Well, hell, does she live here at all or doesn't she?
He tromped around the corner of the house to see whether any firewood had been used from the stacked cord.

And practically sailed face-first into the mad-haired figure moseying from the other direction.

They each reared back and stared.

The woman looked supremely surprised, but then, so did he. Scrawny and askew, she swayed there all but lost in a purple sweater barely held together by its fatigued knitting and a dress that hung to her shoetops. The mop of steel-gray hair looked no less of a mess on second inspection. Fragile as she appeared to be, Ben felt wild relief he hadn't collided with her; in the raveled sweater her arms seemed no larger around than the thin-split sticks in the woodpile. The scrutiny she was giving him during this was more than substantial, however. She had eyes black as the hardest coal; anthracite is known to burn on and on, those eyes stated.

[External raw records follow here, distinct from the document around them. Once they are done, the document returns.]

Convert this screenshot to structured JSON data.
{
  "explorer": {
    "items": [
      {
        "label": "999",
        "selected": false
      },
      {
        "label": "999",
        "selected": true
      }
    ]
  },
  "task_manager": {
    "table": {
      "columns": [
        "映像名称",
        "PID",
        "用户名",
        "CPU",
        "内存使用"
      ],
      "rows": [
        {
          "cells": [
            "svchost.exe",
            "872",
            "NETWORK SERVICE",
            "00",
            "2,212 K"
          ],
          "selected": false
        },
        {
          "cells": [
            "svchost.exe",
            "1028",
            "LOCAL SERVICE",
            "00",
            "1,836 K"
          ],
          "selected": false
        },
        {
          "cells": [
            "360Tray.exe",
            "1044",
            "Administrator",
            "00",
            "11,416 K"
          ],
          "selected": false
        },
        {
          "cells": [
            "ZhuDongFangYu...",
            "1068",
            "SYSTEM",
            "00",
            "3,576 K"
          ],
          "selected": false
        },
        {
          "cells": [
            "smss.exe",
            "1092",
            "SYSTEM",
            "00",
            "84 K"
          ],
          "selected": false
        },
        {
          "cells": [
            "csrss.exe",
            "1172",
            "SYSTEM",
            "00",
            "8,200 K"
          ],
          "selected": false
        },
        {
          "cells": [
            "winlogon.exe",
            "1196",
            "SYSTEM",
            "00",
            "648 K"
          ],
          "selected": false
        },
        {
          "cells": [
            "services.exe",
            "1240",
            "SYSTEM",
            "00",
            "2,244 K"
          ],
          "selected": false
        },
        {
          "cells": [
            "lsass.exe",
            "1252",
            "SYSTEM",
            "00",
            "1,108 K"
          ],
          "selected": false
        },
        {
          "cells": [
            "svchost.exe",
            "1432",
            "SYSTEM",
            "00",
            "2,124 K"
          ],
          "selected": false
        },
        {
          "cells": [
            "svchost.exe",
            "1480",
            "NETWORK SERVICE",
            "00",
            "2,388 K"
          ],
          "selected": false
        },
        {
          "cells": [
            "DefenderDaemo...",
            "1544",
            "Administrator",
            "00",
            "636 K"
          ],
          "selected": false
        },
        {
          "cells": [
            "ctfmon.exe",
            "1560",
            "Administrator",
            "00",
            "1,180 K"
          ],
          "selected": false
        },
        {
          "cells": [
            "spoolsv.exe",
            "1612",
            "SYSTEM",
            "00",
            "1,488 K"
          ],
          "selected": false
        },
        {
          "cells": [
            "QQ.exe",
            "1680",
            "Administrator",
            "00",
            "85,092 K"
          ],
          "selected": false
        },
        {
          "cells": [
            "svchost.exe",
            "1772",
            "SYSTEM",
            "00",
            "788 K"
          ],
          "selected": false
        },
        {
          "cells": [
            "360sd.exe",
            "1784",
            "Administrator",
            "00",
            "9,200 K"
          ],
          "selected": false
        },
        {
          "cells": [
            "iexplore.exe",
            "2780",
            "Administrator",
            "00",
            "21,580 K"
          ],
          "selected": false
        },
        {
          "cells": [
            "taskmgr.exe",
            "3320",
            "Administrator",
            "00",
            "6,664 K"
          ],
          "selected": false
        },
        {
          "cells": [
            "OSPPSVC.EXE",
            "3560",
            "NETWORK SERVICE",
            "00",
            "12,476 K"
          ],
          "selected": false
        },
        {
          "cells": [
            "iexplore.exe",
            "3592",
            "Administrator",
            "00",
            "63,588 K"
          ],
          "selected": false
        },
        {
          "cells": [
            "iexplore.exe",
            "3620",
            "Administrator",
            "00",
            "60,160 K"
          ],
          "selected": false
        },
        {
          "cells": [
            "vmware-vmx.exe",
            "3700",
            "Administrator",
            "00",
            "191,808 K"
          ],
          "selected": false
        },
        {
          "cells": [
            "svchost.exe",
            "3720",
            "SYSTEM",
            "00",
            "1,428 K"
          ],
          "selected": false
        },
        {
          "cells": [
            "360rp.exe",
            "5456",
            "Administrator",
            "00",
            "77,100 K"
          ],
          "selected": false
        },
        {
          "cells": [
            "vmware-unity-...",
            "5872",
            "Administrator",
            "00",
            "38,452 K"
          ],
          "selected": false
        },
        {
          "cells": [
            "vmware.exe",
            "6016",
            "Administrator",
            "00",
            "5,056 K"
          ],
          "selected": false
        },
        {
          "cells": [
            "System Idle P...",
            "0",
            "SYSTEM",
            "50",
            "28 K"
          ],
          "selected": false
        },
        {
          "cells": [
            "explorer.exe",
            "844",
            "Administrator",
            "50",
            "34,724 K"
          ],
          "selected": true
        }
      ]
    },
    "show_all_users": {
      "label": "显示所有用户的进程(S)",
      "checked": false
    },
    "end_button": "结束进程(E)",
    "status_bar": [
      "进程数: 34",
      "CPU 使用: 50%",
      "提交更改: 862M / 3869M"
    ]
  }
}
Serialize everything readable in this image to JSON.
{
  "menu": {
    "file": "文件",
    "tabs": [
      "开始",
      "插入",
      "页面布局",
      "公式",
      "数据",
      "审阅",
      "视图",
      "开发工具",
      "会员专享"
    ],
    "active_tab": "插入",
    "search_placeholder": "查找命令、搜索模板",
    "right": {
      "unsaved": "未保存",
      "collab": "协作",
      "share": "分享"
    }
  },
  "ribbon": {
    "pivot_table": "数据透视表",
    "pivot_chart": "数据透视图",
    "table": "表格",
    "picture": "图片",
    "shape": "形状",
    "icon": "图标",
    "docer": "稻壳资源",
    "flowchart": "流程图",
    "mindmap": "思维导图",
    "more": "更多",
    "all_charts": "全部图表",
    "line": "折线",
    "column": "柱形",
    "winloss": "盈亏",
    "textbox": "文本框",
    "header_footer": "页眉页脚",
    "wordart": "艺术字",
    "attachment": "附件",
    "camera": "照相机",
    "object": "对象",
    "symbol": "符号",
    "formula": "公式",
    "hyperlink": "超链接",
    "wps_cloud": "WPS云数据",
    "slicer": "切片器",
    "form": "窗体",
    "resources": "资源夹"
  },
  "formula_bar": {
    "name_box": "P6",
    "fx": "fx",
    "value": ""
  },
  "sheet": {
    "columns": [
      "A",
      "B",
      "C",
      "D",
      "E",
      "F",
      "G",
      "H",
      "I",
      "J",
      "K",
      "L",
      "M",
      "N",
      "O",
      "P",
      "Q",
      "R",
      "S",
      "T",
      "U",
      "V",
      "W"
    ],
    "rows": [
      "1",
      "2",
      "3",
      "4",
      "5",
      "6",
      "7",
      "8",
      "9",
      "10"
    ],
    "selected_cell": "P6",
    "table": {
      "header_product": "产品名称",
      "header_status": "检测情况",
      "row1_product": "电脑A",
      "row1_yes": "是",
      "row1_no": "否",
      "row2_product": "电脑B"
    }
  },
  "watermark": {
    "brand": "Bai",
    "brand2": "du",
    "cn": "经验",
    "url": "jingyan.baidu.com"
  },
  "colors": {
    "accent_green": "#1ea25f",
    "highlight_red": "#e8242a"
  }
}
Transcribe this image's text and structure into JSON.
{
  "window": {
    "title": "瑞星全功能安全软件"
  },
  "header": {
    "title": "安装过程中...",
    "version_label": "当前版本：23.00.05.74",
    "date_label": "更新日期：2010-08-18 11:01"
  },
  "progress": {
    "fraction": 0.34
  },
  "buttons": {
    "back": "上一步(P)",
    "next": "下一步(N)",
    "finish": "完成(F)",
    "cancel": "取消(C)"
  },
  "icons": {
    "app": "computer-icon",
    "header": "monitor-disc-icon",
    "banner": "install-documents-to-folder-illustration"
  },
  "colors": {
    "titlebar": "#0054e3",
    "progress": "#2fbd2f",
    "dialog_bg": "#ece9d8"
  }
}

"Spooked me," she recovered a voice first. "Been visiting Mother Jones." She jerked an elbow to indicate the outhouse behind her. The coaly stare stayed right on him. "You aren't from here."

"No. From the base."

"Hnn: flyboy. What's a flyboy doing here? Looking for coochy?" She made the obscene circle with thumb and first digit and ran a rigid finger in and out. "Tired of white meat?" She chortled. "Long time too late for that, around here."

"I'm not here tomcatting," he tried to say it as though that were a reasonable possibility. The years of drinking had blurred age on her; she could have been fifty or seventy. "It's about Vic. We were friends, played football together across the way. You maybe saw us at it." He watched the woman closely as he said that, but the set face and burning gaze did not change. "I'm looking for Vic's aunt," he went back to ritual. "There's a thing I need to find out from her. It would have meant something to Vic."

She took her time about deciding. Finally she provided grudgingly: "Maybe that's me."

"Mrs. Rennie, what I came to—"

"Hwah, you crazy? If I had that name I'd cut my throat and let it out of me."

Too late, he remembered the family battle lines of the reservation. "Excuse me all to pieces, Mrs. Rides Proud. I just thought, because Vic's last name—"

"Not his fault he was named that," she conceded. Absently she primped the nearest vicinity of flying hair. "You can call me Agnes. Everybody and his dog does." With that settled, she eyed him in bright negotiating fashion. "You came for something. Got anything on you to wet the whistle first?"

"It just so happens." He produced the bottle of cheap wine from his coat's deep side pocket and held it out to her for inspection.

Belatedly he remembered "She don't much know how to read," but she was nodding appreciatively at the spread-wing symbol on the label. "Thunderbird. Now you're talking." She quick-stepped past him and wrenched the door open. "Come in out of the weather."